Associate Professor, Department of Human Microbiology
Sackler School of Medicine
Tel Aviv University
Tel Aviv, Israel
Seeking to develop novel strategies to reduce drug resistance and metastasis in aggressive breast cancers.
Laboratory studies are conducted to test a new drug target for combination therapy in triple negative breast cancers.
This research may identify predictive biomarkers of response to targeted therapies and novel new combination approaches to counter drug resistance and prevent metastasis.
For a tumor to spread (a process called metastasis), tumor cells must be able to break through tissue barriers, enter the circulation, and become established in a new site. To achieve these steps, a tumor cell must acquire unique physical and molecular properties.
The research team of Drs. Tsarfaty, Vande Woude, and Graveel have combined several unique laboratory models to evaluate how the Met oncogene influences breast cancer metastasis, metabolism, and drug resistance in HER2+ and triple negative breast cancers (TNBC). Their recent studies have identified potential combination approaches that could reduce drug resistance and prevent metastasis in these diseases.
The research team continues to study the role of Met in progression of HER2+ and triple negative breast cancer using a combination of novel imaging techniques and mathematical models and plan to test combination therapies against TNBC progression and metastasis in patient-derived TNBC models.
This research will enable development of novel molecular and imaging signatures, identify predictive biomarkers in patients who are responsive to Met-targeted therapies, and lead to the development of novel combination therapies.

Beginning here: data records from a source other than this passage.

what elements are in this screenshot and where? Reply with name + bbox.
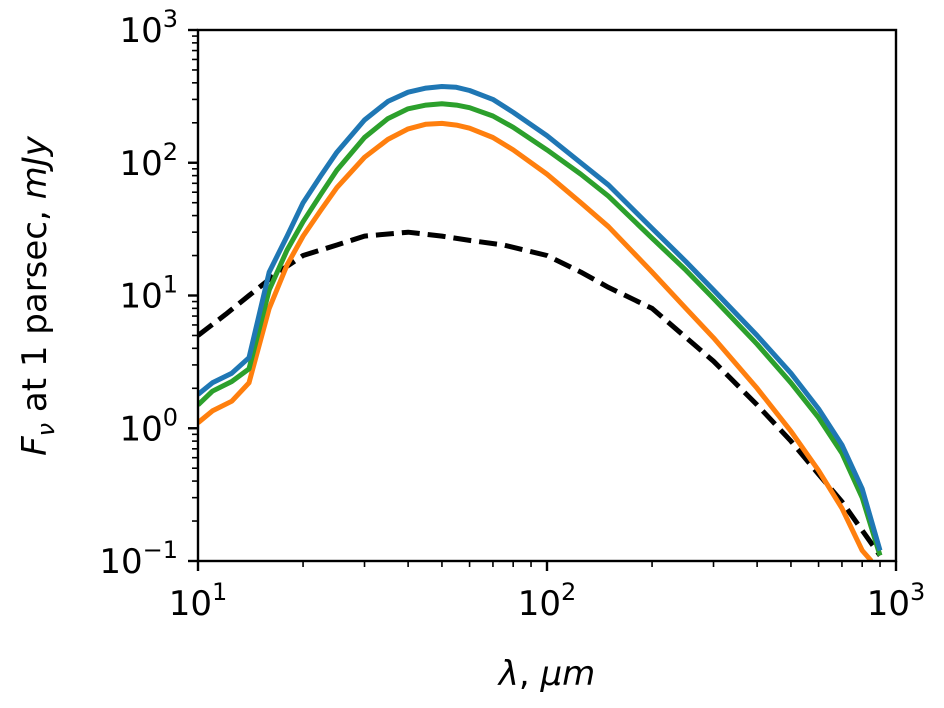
x-tick-label: 101 bbox=[169, 578, 228, 624]
y-axis-unit: mJy bbox=[15, 135, 55, 199]
y-axis-sub: ν bbox=[32, 423, 60, 436]
y-axis-label: Fν at 1 parsec, mJy bbox=[15, 135, 60, 456]
x-tick-label: 102 bbox=[518, 578, 577, 624]
x-axis-sep: , bbox=[519, 654, 541, 694]
x-axis-var: λ bbox=[497, 654, 519, 694]
y-axis-var: F bbox=[15, 436, 55, 456]
series-line-dashed bbox=[198, 229, 883, 557]
y-tick-label: 100 bbox=[119, 403, 178, 449]
x-axis-label: λ, μm bbox=[497, 654, 596, 694]
series-line-orange bbox=[198, 120, 874, 561]
series-line-green bbox=[198, 101, 883, 557]
ticks-layer: 101 102 103 10−1 100 101 102 103 bbox=[99, 5, 925, 624]
x-tick-label: 103 bbox=[867, 578, 926, 624]
series-layer bbox=[198, 84, 883, 561]
y-axis-text: at 1 parsec, bbox=[15, 199, 55, 423]
y-tick-label: 10−1 bbox=[99, 536, 178, 582]
y-tick-label: 102 bbox=[119, 138, 178, 184]
y-tick-label: 101 bbox=[119, 271, 178, 317]
x-axis-unit: μm bbox=[539, 654, 595, 694]
plot-background bbox=[198, 30, 896, 561]
plot-frame bbox=[196, 28, 898, 563]
series-line-blue bbox=[198, 84, 883, 552]
y-tick-label: 103 bbox=[119, 5, 178, 51]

Dr. Ilan Tsarfaty received his BSc. (1983), MSc. (1986) and PhD (1990) from Tel Aviv University. From 1991-1994, he served as a postdoctoral research associate at the National Cancer Institute's Frederick Cancer Research and Development Center. He was a visiting scientist at the Van Andel Research Institute Grand Rapids MI as a part of the Molecular Imaging Center University of Michigan (2001 - 2003). Dr. Tsarfaty has been a member of the Department of Clinical Microbiology and Immunology, Sackler School of Medicine, Tel Aviv University since 1994. He is the author of over 50 scientific research articles and over 10 books chapters. Dr. Tsarfaty cloned the gene of the breast cancer antigen Muc1 and showed its potential use as a marker for breast cancer. He was the first to show that the Met tyrosine kinase growth factor receptor is involved in tubule formation in mammary tubule and in mesenchymal epithelial cell conversion.
Dr. Tsarfaty was the first to show that Met is a prognostic factor for breast cancer patients. He also showed that HGF/SF alters metabolic activity by induction of Mimp a novel gene that is involved in metastasis that was cloned and characterize in Dr. Tsarfaty's lab. Dr. Tsarfaty has been leading an effort to develop noninvasive breast tumor molecular imaging modalities as a powerful tool in understanding the metabolic activity induced by Met signal transduction. This technology enhances definition of tumor margins and may allow earlier detection of smaller tumor and small metastatic lesions. Currently, Dr. Tsarfaty's lab is in the process of understanding the physical, cellular and molecular mechanism of Met induced motility leading to embryo development and metastasis.